Among of various symbols and representation, AND and OR gate plays vital role to make all possible decision for failure.

Determination of minimal cut set for fault tree analysis

Minimal cut set is define as a combination of primary events sufficient for the top event, on other words intersection of primary event. The main objective of representing a fault tree in terms of various Boolean equations is that these equations can then be used to determine the fault tree’s minimal cut sets and minimal path sets. While we obtain the minimal cut set, the quantification of the fault tree is more or less straightforward.

For every fault tree will consists of finite number of minimal cut sets that are unique for that event. There are two kind of minimal cut sets which can occurs the top event to occur. One components minimal cut sets, if there are any, represent those single failures that will cause the top event to occur. Whereas two-components minimal cut sets represents the double failures that together will cause the top event to occur. Similarly for an n- components minimal cut set, all n components in the cut set must fail in order for the top event to occur.

The calculation of minimal cut-sets

The minimal cut sets expression for the top event can be written as in the general form

T = M1 + M2 +…………+Mk,

Here the terms T is the top event and Mi are the minimal cut sets.

Whereas for the each minimal cut sets for n-components minimal cut set can be represents as

Mi = X1X2.,…… Xn

Here the X1 and X2 , etc represents the basic components failure in the fault tree analysis

I represents my above failure events as ABC, T is top event caused by all lower level events. Here I want to mention the example of top event expression is

T = A + B.C

Here A, B and C are components failures. In this example [A] represents the one-components minimal cut set whereas [B.C] represents the tow-components minimal cut set.
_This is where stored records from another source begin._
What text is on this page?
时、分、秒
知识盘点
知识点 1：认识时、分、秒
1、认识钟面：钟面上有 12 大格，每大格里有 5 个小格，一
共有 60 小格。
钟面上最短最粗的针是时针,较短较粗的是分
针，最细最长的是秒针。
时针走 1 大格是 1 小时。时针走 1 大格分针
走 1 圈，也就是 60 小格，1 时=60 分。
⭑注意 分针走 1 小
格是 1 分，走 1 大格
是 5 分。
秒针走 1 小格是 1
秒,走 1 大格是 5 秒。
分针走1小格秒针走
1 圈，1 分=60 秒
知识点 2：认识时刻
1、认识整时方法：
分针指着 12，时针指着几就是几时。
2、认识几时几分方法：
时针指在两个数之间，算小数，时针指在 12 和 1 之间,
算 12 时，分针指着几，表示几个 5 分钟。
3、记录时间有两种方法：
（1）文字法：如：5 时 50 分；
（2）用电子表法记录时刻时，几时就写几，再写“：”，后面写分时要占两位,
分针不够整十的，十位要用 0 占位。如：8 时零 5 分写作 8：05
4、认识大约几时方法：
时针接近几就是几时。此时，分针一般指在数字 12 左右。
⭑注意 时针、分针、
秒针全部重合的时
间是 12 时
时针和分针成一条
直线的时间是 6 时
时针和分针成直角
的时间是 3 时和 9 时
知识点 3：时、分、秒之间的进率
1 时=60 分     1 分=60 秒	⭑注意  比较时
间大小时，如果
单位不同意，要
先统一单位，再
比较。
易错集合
In order to determine the minimal cut sets of a fault tree, the tree should be translated first to its equivalent Boolean equations.

Here I want to mention the example of calculation the minimal cut set to my fault tree

The procedure to calculate the minimal cut sets of fault tree

T = E1.E2 being AND gate

E1 = A+ E3 being OR gate

E3 = B+C being OR gate

E2 = C+E4 being OR gate

E4 = A.B being OR gate

Substituting the top down first the expression of minimal cut can be expressed as below

T = (A+E3) . (C+E4)

= (A.C) + (E4.C) + (E4.A) + (E3.E4)

Substituting for E3,

T = (A.C) + (B+C).C + E4.A + (B+C). E4

= A.C + B+C + C.C + E4.A + E4.B + E4.C

Here according to idempotent law, C.C = C, substituting this value to above equations

T = A.C + B.C + C + E4.A + E4.B + E4.C.

Again according to the law of absorption twice, A.C + B.C + C + E4.C = C

Then the above results become,

T = C + E4.A + E4.B

Hence, substituting for E4, applying the law of absorption twice,

T = C + (A.B).A + (A.B).B

= C + A.B

The minimal cut sets are thus C and A.B where, [C] is one- components and [A.B] is two-components minimal cut sets.